Key research themes
1. How can dynamic and phase-based analysis of execution traces enhance program comprehension?
This research theme focuses on leveraging runtime information, particularly execution traces and their phases, to improve understanding of a software system's behavior. Analyzing execution phases can simplify large trace data, enabling developers to identify distinct computation tasks and transitions within program execution. This focus matters because program behavior is complex and dynamic, and trace analysis can provide precise, contextual insights to aid debugging, maintenance, and reverse engineering tasks.
2. What cognitive frameworks and metrics best characterize program comprehension complexity for educational and instructional design?
This theme explores theoretical and empirical frameworks that model the cognitive complexity involved in understanding computer programs, aiming to inform programming education, assessment, and curriculum design. It encompasses cognitive load theory, hierarchical complexity, and learner-focused metrics to analyze and sequence programming tasks effectively. This area is significant as it directly supports designing instructional materials, assessments, and tools that align with learners' mental models and cognitive capabilities.
3. How can software visualization techniques improve program comprehension by representing code structure, annotations, and workflow?

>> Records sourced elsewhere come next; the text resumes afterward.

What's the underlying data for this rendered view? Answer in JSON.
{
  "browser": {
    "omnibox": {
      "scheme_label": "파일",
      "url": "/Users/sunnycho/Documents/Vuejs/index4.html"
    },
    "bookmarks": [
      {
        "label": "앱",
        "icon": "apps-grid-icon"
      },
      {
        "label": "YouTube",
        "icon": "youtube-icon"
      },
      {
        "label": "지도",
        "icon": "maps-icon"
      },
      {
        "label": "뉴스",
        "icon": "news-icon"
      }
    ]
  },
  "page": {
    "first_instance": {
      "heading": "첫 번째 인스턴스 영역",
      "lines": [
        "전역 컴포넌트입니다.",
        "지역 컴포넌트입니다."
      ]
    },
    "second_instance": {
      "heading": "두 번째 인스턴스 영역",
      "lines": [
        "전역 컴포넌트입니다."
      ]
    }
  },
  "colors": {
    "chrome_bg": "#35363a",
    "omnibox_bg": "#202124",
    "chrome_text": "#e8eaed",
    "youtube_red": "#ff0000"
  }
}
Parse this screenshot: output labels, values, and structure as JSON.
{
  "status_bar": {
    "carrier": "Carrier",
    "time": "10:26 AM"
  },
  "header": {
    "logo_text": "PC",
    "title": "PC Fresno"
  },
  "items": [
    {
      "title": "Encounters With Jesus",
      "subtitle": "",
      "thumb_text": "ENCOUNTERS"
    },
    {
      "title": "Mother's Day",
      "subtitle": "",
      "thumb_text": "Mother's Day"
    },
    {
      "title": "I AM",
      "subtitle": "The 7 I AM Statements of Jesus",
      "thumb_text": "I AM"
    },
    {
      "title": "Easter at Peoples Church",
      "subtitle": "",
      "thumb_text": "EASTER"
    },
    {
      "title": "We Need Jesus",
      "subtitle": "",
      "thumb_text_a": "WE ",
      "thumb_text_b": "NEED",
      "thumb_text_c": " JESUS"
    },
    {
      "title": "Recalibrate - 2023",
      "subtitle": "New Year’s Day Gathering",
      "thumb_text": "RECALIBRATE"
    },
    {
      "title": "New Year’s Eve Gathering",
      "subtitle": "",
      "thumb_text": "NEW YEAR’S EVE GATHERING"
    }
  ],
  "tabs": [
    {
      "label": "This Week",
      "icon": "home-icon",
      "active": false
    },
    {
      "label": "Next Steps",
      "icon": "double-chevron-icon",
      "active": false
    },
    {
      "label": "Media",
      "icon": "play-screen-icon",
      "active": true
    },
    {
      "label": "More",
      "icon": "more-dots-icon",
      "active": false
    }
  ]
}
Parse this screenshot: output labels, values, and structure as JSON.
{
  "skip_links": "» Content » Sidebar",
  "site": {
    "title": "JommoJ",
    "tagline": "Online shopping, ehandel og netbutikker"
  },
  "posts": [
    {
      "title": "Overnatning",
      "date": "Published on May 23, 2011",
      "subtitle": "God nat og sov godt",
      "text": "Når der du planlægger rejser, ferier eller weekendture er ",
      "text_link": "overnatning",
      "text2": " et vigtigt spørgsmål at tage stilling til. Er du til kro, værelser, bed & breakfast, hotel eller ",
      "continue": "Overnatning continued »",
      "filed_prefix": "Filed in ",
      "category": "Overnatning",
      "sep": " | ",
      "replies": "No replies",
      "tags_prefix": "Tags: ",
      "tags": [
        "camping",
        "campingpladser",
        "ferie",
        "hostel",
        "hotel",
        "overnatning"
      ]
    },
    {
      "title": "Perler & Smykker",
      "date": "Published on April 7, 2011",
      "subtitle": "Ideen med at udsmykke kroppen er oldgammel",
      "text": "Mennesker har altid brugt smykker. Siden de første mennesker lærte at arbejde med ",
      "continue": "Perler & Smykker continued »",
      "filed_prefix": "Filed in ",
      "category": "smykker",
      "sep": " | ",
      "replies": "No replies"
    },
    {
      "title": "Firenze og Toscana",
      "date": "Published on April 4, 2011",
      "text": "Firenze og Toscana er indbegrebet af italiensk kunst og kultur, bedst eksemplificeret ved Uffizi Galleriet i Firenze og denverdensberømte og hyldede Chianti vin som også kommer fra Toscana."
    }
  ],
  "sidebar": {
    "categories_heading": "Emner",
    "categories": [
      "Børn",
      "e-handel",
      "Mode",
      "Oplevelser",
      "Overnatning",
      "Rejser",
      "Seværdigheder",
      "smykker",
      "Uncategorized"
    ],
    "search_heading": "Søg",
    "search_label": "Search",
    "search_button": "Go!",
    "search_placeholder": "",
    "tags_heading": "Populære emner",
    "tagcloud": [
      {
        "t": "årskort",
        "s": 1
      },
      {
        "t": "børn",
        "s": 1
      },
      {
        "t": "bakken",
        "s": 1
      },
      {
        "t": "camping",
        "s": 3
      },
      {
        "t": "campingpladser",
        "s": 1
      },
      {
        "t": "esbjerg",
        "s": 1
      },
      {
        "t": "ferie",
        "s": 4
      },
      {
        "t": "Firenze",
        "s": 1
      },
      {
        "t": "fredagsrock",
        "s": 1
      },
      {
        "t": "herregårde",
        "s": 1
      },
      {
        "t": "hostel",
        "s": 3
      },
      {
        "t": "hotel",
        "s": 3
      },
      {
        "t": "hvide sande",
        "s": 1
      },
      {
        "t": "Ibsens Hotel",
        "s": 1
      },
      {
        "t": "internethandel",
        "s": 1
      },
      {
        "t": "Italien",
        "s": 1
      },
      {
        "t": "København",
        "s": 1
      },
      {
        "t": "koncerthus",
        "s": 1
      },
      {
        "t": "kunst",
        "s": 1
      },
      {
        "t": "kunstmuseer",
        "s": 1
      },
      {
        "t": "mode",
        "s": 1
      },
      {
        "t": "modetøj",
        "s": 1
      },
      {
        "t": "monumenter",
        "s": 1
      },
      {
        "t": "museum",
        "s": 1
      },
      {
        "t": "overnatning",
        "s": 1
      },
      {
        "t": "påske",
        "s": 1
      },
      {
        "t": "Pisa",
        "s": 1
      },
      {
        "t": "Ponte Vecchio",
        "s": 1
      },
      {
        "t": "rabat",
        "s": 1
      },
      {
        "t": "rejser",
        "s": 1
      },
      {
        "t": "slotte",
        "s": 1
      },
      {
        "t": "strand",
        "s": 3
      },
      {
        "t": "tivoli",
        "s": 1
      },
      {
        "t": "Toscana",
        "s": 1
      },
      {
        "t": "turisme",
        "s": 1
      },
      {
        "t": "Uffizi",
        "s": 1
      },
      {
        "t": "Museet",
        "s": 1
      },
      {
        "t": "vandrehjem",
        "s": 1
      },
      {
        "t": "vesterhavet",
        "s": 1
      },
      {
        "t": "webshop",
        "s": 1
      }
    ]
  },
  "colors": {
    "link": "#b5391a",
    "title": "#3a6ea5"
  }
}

This theme examines visual approaches that help developers understand software by graphically depicting structural and semantic information such as code annotations distribution and data science workflows. By transforming code-related metadata and execution information into intuitive visual representations, these methods reduce cognitive burden and support navigation, architecture comprehension, and identification of anomalies. The importance lies in facilitating developers' mental models and aiding understanding especially in complex or poorly documented codebases.